Interpreting the law in this manner would create a conflict with the Constitution. As stated in the ruling, the youth, women, and professionals do not always represent the marginalized and underrepresented groups. Additionally, the law should not be interpreted to exclude national and regional parties. If given weight, this interpretation would be inconsistent with the Constitution as it only expresses the general intent and declaration of RA 7941.
A well-known legal principle is that the law should be interpreted with a view of upholding rather than destroying it. Therefore, I believe it was appropriate for the Court to holistically interpret the law and give it a meaning that does not conflict with the explicit words of the Constitution. Additionally, in regards to the impact of this case on law, the rule of law was adhered to. I am of the opinion that the Court chose to adhere to the original intention of the framers of the 1987 Constitution, which is crucial in determining the true interpretation of the Constitution and all its subsequent laws.
There is a ongoing debate about balancing social justice with “free elections”, however, this debate was settled in the Constitutional Commission and the courts need to respect that decision. In terms of its impact on public policy, this ruling will require sectoral arms to compete on an equal footing and work harder to gather enough voters to be able to compete effectively. This is in line with Section 2 of RA 7941, which states that party lists also have a responsibility to help create and pass beneficial legislation for the entire nation. These words in the law also acknowledge the importance of party lists being able to gather enough national and regional support to have the necessary political machinery and ability to represent the voters who chose them.
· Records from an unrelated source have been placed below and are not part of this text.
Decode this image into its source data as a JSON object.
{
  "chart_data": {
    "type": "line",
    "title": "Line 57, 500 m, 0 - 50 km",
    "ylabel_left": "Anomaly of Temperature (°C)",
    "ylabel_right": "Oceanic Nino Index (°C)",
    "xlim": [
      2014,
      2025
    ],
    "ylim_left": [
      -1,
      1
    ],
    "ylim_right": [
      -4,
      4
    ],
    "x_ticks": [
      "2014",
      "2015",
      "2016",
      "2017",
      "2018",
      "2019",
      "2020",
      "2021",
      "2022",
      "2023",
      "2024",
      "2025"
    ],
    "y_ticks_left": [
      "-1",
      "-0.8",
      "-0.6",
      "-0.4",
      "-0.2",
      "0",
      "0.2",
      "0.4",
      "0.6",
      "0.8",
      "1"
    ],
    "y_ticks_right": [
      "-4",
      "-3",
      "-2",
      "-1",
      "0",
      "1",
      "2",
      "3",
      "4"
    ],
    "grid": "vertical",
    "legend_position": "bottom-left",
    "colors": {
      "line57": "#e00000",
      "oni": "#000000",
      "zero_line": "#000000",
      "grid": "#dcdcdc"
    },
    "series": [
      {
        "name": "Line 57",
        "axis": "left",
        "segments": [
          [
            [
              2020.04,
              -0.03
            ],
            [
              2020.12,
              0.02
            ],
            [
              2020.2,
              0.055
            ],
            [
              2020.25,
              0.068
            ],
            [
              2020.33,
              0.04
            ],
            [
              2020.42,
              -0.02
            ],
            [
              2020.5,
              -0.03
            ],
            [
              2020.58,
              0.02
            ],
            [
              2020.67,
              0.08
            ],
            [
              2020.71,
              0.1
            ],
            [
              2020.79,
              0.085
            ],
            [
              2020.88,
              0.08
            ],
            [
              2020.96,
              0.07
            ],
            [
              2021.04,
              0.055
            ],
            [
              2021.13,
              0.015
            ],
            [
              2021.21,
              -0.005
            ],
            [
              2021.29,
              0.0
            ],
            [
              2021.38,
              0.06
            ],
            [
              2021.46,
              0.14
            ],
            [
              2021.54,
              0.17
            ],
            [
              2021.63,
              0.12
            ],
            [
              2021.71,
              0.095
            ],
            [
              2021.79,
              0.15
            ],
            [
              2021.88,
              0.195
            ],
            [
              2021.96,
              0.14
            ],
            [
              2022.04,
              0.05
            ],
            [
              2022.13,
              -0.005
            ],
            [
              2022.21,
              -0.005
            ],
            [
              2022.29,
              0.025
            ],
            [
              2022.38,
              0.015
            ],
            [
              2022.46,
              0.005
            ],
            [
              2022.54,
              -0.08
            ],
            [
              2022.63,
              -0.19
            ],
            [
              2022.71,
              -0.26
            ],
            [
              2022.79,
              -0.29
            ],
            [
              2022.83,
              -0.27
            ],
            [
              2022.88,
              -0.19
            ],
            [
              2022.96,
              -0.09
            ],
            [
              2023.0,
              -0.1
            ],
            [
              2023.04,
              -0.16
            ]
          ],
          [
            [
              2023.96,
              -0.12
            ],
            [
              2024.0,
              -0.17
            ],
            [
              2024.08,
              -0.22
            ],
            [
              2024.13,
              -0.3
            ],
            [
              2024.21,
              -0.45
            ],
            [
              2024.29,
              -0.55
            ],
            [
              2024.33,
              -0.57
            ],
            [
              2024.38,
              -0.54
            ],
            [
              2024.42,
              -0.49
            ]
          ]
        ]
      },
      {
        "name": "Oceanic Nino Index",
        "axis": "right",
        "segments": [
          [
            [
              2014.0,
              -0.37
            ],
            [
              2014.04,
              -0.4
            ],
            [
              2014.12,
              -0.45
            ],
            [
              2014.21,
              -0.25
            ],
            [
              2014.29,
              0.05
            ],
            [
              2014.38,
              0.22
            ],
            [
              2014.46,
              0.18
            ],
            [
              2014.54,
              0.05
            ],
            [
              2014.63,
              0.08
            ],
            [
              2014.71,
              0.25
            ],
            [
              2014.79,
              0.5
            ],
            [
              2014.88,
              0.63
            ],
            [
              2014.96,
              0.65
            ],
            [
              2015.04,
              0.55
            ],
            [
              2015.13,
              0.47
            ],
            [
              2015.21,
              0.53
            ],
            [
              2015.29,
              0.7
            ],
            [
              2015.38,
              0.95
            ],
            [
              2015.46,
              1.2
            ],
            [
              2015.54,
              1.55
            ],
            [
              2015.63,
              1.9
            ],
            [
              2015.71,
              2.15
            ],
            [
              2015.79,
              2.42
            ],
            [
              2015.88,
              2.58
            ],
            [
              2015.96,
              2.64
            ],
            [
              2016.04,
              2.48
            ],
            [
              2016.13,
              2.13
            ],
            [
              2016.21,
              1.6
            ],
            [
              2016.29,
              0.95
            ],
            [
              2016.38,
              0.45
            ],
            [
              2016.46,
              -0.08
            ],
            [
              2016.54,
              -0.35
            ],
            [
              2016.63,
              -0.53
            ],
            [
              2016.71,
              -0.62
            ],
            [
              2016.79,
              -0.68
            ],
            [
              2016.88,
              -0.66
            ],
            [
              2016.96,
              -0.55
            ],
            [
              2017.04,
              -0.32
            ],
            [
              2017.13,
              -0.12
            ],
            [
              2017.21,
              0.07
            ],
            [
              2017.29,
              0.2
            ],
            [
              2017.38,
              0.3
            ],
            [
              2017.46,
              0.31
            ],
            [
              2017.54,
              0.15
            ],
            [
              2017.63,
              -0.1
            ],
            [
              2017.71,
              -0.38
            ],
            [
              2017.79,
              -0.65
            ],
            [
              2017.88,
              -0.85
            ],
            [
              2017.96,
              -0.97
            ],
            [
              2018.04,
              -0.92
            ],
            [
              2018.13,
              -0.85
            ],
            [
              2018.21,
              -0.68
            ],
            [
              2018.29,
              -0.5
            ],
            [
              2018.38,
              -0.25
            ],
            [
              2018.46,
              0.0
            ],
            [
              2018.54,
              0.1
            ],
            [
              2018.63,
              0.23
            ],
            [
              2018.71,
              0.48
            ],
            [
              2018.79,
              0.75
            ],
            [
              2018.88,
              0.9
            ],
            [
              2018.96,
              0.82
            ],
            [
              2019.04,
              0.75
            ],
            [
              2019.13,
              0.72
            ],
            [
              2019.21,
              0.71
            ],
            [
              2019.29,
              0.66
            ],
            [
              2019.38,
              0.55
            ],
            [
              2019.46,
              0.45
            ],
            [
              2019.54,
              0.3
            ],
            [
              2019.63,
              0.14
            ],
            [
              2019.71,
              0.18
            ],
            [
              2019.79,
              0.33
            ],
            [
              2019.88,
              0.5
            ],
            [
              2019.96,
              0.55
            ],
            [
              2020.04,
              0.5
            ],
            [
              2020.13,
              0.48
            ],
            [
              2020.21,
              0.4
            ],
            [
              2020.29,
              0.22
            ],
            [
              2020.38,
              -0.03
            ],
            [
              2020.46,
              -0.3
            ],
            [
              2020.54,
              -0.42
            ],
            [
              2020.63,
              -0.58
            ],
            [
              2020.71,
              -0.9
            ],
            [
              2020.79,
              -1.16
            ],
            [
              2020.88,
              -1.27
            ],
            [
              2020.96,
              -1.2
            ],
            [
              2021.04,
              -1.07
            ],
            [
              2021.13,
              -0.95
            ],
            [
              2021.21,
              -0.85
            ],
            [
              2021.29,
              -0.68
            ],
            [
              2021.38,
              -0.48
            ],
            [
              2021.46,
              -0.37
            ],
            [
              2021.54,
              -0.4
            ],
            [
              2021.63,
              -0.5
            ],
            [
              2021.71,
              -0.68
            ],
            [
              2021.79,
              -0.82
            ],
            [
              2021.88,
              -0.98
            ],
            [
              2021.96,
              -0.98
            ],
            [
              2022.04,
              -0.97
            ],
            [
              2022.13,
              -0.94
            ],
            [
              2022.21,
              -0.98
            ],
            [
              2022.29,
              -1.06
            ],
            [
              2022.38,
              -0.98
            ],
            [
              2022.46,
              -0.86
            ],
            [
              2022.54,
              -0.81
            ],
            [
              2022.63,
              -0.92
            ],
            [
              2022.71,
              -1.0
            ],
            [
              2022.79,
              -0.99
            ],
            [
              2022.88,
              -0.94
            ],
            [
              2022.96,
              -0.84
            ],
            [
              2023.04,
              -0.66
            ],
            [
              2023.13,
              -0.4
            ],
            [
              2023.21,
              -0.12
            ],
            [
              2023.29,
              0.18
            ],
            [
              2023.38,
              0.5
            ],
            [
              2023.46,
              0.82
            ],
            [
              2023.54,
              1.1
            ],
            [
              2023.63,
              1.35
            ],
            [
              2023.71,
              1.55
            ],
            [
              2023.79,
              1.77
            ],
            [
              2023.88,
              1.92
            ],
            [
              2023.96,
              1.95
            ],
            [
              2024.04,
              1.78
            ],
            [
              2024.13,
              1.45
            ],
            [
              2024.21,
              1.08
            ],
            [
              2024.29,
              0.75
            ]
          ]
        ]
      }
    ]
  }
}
The decision to apply the Ang Bagong Bayani ruling to the party-list system for the 2010 and 2013 elections has resulted in many groups being disqualified for not representing the “marginalized and underrepresented”. It is deemed a positive change from the previous wide discretion granted to the Comelec. The party-lists serve as a means of proportional representation in the Philippine electoral system. The Constitutional Commission aimed to create a separate arena for groups to be represented in the House of Representatives, distinct from the legislative districts. This allows groups with strong support on the national and regional level, but previously struggled to secure a seat in legislative districts, to have a chance at representation. The groups that were initially considered are farmers, laborers, fisherfolk, as well as women, youth, cultural, and ideological groups.
Having a greater variety of parties and organizations is crucial for promoting diversity in the multi-party system. This diversity can enhance the vibrancy and dynamism of the system. To achieve this, these groups must genuinely represent sectors that have a significant number of voters nationwide, rather than being the only remaining parties that were not disqualified from the party-list race.